Il est à l’hiver de sa vie et erre inlassablement dans les grises ruelles de son paysage mental, tristement éclairées par les pâles rayons des souvenirs voilés.
Un soir de décembre, il s’est égaré dans un embrouillamini de réflexions stériles lorsqu’un petit cri a attiré son attention.
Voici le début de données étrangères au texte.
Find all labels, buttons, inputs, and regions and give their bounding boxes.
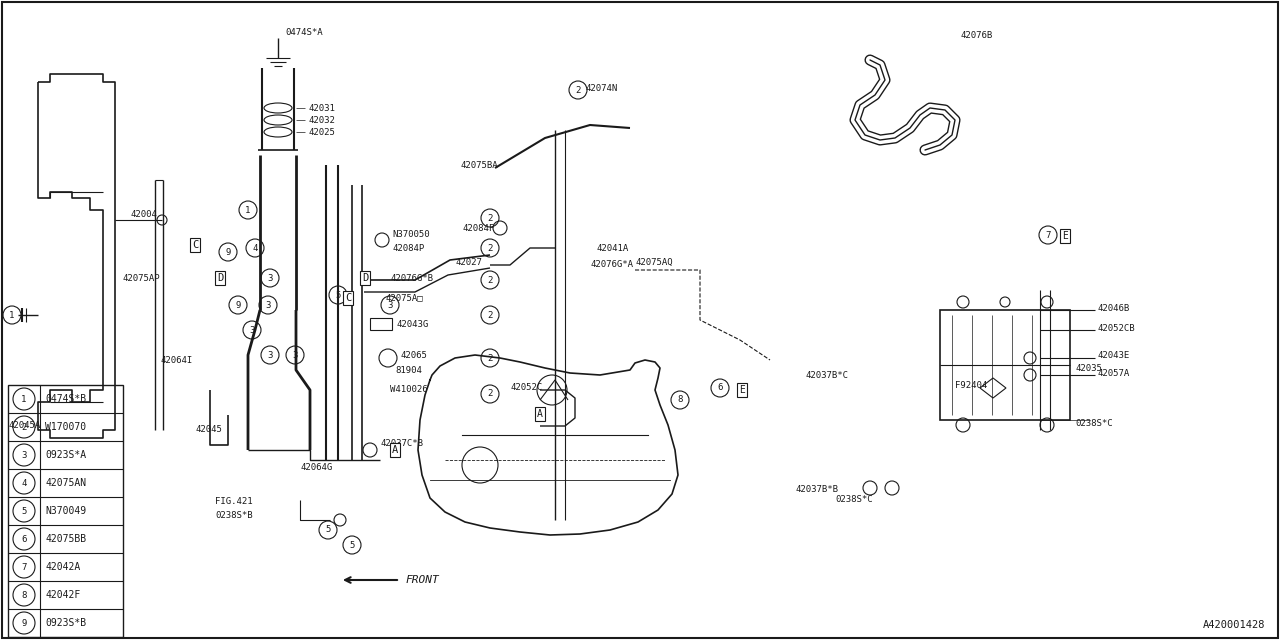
Text: 42027: 42027 xyxy=(454,257,481,266)
Text: 42037C*B: 42037C*B xyxy=(380,438,422,447)
Text: 2: 2 xyxy=(22,422,27,431)
Text: 2: 2 xyxy=(488,353,493,362)
Text: 42075AN: 42075AN xyxy=(45,478,86,488)
Text: 42042A: 42042A xyxy=(45,562,81,572)
Text: 0474S*B: 0474S*B xyxy=(45,394,86,404)
Text: 42025: 42025 xyxy=(308,127,335,136)
Text: 42075A□: 42075A□ xyxy=(385,294,422,303)
Text: FIG.421: FIG.421 xyxy=(215,497,252,506)
Text: 42064I: 42064I xyxy=(160,355,192,365)
Text: 3: 3 xyxy=(250,326,255,335)
Text: 9: 9 xyxy=(236,301,241,310)
Text: 42035: 42035 xyxy=(1075,364,1102,372)
Text: 3: 3 xyxy=(265,301,270,310)
Text: E: E xyxy=(1062,231,1068,241)
Text: 42037B*C: 42037B*C xyxy=(805,371,849,380)
Text: 0923S*A: 0923S*A xyxy=(45,450,86,460)
Text: 42084F: 42084F xyxy=(462,223,494,232)
Text: 4: 4 xyxy=(22,479,27,488)
Text: FRONT: FRONT xyxy=(404,575,439,585)
Text: 1: 1 xyxy=(22,394,27,403)
Text: 81904: 81904 xyxy=(396,365,422,374)
Text: 7: 7 xyxy=(22,563,27,572)
Text: 42075BB: 42075BB xyxy=(45,534,86,544)
Text: 7: 7 xyxy=(1046,230,1051,239)
Text: 42076G*B: 42076G*B xyxy=(390,273,433,282)
Text: 42045: 42045 xyxy=(195,426,221,435)
Text: 9: 9 xyxy=(22,618,27,627)
Text: 42076B: 42076B xyxy=(960,31,992,40)
Text: A420001428: A420001428 xyxy=(1202,620,1265,630)
Text: A: A xyxy=(392,445,398,455)
Text: 2: 2 xyxy=(488,275,493,285)
Text: C: C xyxy=(344,293,351,303)
Text: 42037B*B: 42037B*B xyxy=(795,486,838,495)
Text: 42064G: 42064G xyxy=(300,463,333,472)
Text: 42065: 42065 xyxy=(401,351,426,360)
Text: 2: 2 xyxy=(488,214,493,223)
Text: 5: 5 xyxy=(325,525,330,534)
Bar xyxy=(8,385,123,637)
Text: 0238S*C: 0238S*C xyxy=(1075,419,1112,429)
Text: E: E xyxy=(739,385,745,395)
Text: 42043G: 42043G xyxy=(396,319,429,328)
Text: 42057A: 42057A xyxy=(1098,369,1130,378)
Text: N370049: N370049 xyxy=(45,506,86,516)
Text: C: C xyxy=(192,240,198,250)
Text: 0474S*A: 0474S*A xyxy=(285,28,323,36)
Text: 42052CB: 42052CB xyxy=(1098,323,1135,333)
Text: 1: 1 xyxy=(9,310,14,319)
Text: 3: 3 xyxy=(22,451,27,460)
Text: W170070: W170070 xyxy=(45,422,86,432)
Text: 42032: 42032 xyxy=(308,115,335,125)
Text: F92404: F92404 xyxy=(955,381,987,390)
Text: 9: 9 xyxy=(225,248,230,257)
Text: 1: 1 xyxy=(246,205,251,214)
Text: 5: 5 xyxy=(335,291,340,300)
Text: 0238S*C: 0238S*C xyxy=(835,495,873,504)
Text: 42043E: 42043E xyxy=(1098,351,1130,360)
Text: 42076G*A: 42076G*A xyxy=(590,259,634,269)
Text: A: A xyxy=(538,409,543,419)
Bar xyxy=(370,318,392,330)
Text: 5: 5 xyxy=(349,541,355,550)
Text: N370050: N370050 xyxy=(392,230,430,239)
Text: 42031: 42031 xyxy=(308,104,335,113)
Text: 4: 4 xyxy=(252,243,257,253)
Text: 8: 8 xyxy=(677,396,682,404)
Text: 6: 6 xyxy=(22,534,27,543)
Text: 3: 3 xyxy=(268,351,273,360)
Text: 5: 5 xyxy=(22,506,27,515)
Text: 42045A: 42045A xyxy=(8,420,40,429)
Text: 0238S*B: 0238S*B xyxy=(215,511,252,520)
Text: 42004: 42004 xyxy=(131,209,157,218)
Text: 2: 2 xyxy=(488,243,493,253)
Text: 8: 8 xyxy=(22,591,27,600)
Text: 6: 6 xyxy=(717,383,723,392)
Text: 42041A: 42041A xyxy=(596,243,628,253)
Text: 42074N: 42074N xyxy=(585,83,617,93)
Text: 42075BA: 42075BA xyxy=(460,161,498,170)
Text: 42084P: 42084P xyxy=(392,243,424,253)
Text: D: D xyxy=(216,273,223,283)
Bar xyxy=(940,310,1070,420)
Text: W410026: W410026 xyxy=(390,385,428,394)
Text: 3: 3 xyxy=(268,273,273,282)
Text: 42075AQ: 42075AQ xyxy=(635,257,672,266)
Text: 3: 3 xyxy=(388,301,393,310)
Text: 42052C: 42052C xyxy=(509,383,543,392)
Text: 42075AP: 42075AP xyxy=(122,273,160,282)
Text: D: D xyxy=(362,273,369,283)
Text: 42046B: 42046B xyxy=(1098,303,1130,312)
Text: 2: 2 xyxy=(488,310,493,319)
Text: 2: 2 xyxy=(575,86,581,95)
Text: 3: 3 xyxy=(292,351,298,360)
Text: 42042F: 42042F xyxy=(45,590,81,600)
Text: 0923S*B: 0923S*B xyxy=(45,618,86,628)
Text: 2: 2 xyxy=(488,390,493,399)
A ses pieds, dans une flaque d’indifférence, son cœur barbotait en soupirant.
Incrédule, il est resté planté, hypnotisé par les grands yeux désespérés qui le fixaient intensément.
Comment cet organe était t’il parvenu à passer sa barrière de maîtrise et pénétrer le dédale de ses pensées ?
Perplexe, il s’apprêtait à contourner l’obstacle quand la petite voix l’interpella :
Hey man ! … Mais tu m’oublies !
Non seulement cette chose avait violé son espace privé mais voilà qu’elle avait la prétention de lui dicter ses actions !
Rien ni personne, jamais, ne s’était risqué à l’influencer, ce n’était pas un morceau de sa chair qui allait commencer, même dotée d’un tel regard implorant !
Il se retourna, décidé à renvoyer l’intrus là d’où il n’aurait jamais dû bouger, dans le gouffre de l’oubli avec les organes mineurs, mais la flaque était vide.
Quelques clapotis, comme les borborygmes d’un estomac repu, laissaient penser que l’eau sombre digérait un cœur transi.
Sans plus réfléchir, il s’agenouilla et plongea les bras dans le liquide boueux, sa profondeur l’étonna, sans hésiter il plongea, fouilla en vain chaque recoin et fini par se hisser, épuisé sur le rebord de son indifférence.
Il s’allongea sur le dos la vue brouillée de larmes, étrangement submergé par un profond chagrin.
Une voix fluette le tira de son émoi.
Hey man !… Mais tu es trempé !
Son cœur était là, au-dessus de lui, suspendu à un pan de ciel bleu, il voulu tendre les mains vers lui mais il était si faible, si fatigué que son corps ne lui répondait plus.
Il eut le temps de le voir s’éloigner, main dans la main de son esprit le plus large, avant de fermer les yeux.